The purpose of this is to give you valuable performance experience. These days, when you attend a concert - it is very common for the performers to engage with the audience and share a little bit about the pieces that they're going to play.
When you're preparing your introduction, keep in mind, that the goal is for your audience to get to know you a tiny bit - and more importantly, to understand the music that they're about to listen to, and what you bring to it. Please don't memorise a whole lot of biographical information about the composer of your piece from wikipedia and recite it like a robot!!!
So, I get it. Preparing one of these introductions is challenging! Because of this, I've put together a few steps that you can work through. I'm hoping that if you follow these steps, you'll end up with a short, engaging intro.
PART A - INTRODUCING YOURSELF
Introduce yourself at the start of your performance.
Figure out a couple of things that you think will be interesting for the audience to know about you and why you're learning music. Keep this brief! (10 seconds sort of thing!!)
PART B - introducing your pieces
You can either introduce all of your pieces at the start of your performance or you can introduce each piece as you go.
Work through the following questions if you'd like some guidance on how to prepare the introductions to your piece:
a) Read about the composer of the piece you're playing
As you're reading, make some bullet point notes about things like: when they lived, where they're from and what things they were interested in.
b) Read about the piece you're playing
Find out if:
- the piece is about something or someone?
- if it was written at a particular time for a particular purpose?
- if it was written at a significant moment in the composer's life?
That kind of thing.
c) Reflect on the music itself
What's the mood of the music?
Is there anything signficant in the music itself that's worth mentioning?
Do you have a favourite part in the piece? Why?
What challenges you in this music.
Jot all these ideas down as bullet points.
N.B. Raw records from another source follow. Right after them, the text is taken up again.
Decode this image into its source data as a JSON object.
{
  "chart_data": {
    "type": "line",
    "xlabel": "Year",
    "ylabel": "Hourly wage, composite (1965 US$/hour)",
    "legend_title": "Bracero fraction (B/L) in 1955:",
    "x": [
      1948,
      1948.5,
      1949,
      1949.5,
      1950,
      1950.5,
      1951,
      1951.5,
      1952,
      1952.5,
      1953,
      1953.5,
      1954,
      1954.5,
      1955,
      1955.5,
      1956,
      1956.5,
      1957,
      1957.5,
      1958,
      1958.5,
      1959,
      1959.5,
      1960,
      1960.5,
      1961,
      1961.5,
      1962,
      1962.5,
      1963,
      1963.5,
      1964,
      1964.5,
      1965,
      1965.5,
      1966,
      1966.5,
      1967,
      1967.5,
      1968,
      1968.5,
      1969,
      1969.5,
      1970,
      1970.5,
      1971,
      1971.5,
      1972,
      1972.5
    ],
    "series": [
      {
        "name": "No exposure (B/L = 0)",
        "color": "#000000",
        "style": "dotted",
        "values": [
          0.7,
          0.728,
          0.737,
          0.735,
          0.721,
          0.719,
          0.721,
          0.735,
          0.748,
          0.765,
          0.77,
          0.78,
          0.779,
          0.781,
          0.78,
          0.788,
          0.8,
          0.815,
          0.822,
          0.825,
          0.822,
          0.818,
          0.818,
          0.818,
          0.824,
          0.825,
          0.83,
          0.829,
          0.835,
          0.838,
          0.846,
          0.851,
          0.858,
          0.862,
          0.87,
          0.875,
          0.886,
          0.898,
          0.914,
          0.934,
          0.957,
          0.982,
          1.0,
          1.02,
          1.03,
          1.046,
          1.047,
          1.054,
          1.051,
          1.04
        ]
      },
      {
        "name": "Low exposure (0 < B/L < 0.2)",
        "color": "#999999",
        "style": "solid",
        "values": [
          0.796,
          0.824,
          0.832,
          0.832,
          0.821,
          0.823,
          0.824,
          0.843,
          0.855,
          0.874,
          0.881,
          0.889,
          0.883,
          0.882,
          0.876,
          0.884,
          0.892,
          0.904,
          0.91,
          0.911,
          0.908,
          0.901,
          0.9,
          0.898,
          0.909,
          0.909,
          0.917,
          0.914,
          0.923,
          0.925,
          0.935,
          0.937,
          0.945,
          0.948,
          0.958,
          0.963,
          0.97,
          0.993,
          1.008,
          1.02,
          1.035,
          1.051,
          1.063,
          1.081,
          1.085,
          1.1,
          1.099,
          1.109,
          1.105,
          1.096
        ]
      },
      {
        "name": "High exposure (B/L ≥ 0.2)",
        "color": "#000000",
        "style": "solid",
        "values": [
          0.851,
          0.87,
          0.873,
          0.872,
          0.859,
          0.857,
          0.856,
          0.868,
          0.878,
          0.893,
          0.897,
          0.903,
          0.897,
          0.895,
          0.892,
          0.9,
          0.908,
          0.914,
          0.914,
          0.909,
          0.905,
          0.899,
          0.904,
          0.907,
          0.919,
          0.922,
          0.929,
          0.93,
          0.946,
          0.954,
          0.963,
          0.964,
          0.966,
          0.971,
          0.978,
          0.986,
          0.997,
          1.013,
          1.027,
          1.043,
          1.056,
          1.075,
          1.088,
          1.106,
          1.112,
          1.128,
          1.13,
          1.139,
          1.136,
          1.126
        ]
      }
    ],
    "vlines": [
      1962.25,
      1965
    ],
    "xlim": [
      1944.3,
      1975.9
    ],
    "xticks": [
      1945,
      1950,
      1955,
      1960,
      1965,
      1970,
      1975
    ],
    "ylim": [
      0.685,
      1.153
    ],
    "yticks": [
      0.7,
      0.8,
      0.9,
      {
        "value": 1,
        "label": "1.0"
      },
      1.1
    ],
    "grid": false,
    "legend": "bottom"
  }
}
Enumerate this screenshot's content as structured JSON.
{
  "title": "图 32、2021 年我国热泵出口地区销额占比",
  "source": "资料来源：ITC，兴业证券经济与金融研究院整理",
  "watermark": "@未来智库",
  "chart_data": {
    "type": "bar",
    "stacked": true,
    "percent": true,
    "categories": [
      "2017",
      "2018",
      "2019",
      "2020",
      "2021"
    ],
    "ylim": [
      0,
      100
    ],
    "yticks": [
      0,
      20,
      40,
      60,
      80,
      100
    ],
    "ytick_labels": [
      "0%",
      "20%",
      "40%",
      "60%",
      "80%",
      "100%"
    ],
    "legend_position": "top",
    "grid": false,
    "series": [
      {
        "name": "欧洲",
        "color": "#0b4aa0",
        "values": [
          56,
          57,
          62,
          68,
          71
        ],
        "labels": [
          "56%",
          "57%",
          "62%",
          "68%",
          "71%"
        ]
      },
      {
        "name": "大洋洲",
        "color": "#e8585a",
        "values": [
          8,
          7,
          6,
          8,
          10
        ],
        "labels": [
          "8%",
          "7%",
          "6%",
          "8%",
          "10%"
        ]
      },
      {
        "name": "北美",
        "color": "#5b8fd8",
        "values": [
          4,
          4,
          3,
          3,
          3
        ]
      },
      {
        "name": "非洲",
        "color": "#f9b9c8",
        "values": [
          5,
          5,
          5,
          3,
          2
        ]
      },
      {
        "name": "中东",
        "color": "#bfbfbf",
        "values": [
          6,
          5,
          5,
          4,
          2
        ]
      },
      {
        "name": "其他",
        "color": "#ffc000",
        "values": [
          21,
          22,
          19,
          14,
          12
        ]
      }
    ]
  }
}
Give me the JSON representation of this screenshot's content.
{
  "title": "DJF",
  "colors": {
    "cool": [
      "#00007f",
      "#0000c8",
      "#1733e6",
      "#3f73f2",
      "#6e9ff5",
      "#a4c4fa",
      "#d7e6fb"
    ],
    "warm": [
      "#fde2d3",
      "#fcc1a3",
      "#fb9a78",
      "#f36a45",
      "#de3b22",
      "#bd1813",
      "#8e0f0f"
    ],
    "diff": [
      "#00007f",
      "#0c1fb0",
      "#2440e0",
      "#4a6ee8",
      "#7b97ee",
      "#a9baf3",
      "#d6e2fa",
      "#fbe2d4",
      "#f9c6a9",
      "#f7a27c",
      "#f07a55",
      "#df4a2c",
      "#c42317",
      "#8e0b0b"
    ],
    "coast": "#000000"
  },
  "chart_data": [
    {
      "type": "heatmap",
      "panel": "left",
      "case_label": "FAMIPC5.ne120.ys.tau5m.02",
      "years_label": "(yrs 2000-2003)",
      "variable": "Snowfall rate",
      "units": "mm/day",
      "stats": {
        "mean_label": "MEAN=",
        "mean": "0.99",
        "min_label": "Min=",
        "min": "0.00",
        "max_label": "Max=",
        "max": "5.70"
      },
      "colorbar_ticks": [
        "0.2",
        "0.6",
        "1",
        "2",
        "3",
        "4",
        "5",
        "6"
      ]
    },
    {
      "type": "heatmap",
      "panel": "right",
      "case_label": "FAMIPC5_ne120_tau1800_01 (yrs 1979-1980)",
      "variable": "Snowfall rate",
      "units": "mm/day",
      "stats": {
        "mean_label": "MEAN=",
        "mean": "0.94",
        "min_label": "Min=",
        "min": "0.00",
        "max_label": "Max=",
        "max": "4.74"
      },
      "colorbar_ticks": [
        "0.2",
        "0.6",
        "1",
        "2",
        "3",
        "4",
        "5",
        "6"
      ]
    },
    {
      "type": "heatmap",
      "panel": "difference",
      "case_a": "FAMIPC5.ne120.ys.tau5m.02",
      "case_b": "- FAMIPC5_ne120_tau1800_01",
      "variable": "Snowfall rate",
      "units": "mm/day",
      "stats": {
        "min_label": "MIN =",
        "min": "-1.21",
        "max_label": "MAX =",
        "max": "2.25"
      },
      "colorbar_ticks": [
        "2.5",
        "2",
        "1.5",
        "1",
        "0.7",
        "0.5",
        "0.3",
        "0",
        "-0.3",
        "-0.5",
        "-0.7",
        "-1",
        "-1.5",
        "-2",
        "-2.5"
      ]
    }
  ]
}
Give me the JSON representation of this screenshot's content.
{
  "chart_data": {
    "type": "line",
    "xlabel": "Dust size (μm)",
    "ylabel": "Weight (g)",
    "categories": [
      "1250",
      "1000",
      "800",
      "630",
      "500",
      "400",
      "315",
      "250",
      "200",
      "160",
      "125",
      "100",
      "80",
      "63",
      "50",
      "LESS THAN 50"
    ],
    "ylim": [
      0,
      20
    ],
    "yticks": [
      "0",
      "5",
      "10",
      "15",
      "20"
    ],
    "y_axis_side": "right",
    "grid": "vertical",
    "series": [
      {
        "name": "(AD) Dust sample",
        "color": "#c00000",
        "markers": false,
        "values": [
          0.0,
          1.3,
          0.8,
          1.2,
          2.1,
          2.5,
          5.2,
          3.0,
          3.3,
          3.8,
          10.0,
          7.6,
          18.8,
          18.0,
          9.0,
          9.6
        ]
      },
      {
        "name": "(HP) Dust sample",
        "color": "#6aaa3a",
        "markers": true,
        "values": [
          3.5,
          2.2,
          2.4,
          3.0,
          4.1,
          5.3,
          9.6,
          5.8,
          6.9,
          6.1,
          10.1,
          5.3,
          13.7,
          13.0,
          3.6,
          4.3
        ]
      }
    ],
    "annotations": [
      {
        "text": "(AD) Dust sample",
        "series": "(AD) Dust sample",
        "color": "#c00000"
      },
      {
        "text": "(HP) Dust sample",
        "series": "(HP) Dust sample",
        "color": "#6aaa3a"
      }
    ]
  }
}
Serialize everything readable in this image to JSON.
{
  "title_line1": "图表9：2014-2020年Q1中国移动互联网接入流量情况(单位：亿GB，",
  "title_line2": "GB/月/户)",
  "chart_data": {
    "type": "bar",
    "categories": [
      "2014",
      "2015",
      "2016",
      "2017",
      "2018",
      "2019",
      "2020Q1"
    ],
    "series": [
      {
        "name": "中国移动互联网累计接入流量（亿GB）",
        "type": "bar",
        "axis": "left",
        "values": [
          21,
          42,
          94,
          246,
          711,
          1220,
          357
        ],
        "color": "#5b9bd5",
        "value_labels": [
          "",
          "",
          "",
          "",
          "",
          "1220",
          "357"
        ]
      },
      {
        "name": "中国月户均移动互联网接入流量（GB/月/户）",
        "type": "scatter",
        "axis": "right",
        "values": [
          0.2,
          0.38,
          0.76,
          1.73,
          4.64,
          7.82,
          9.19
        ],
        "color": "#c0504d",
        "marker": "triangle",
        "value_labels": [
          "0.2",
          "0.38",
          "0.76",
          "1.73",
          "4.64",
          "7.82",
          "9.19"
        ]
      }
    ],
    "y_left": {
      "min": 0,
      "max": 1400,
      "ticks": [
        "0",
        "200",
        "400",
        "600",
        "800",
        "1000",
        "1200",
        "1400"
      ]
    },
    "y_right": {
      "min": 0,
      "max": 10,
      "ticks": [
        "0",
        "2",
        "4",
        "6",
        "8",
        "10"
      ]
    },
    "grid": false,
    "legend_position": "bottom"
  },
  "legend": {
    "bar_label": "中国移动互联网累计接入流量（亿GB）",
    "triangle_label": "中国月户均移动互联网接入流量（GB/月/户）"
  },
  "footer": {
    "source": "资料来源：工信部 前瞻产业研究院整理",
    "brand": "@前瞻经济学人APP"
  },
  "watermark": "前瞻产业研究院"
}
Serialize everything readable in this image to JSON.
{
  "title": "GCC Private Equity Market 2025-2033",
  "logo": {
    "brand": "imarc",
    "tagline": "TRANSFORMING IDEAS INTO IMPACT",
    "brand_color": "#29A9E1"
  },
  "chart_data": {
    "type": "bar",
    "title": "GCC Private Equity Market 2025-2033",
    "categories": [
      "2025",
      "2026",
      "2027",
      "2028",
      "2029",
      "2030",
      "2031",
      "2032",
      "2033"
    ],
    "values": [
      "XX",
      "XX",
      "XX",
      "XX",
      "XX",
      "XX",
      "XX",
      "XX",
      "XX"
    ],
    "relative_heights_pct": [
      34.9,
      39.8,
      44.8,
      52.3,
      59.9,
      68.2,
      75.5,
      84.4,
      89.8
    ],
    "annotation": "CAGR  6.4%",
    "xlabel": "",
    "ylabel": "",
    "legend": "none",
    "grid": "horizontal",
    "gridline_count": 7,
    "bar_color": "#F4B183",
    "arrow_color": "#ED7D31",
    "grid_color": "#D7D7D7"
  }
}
d) Make connections with points a) b) and c)
For example things like:
If you found out that the piece was written during a period in the composer's life where things were going well, is the mood joyous?
Was the composer challenged in some way and are they bring this out in the music?
Did the composer love jazz - and so bring some jazz elements to this piece?
At this stage, if you find it challenging to write your ideas down in full sentences - you could start with making these connections as a flow chart.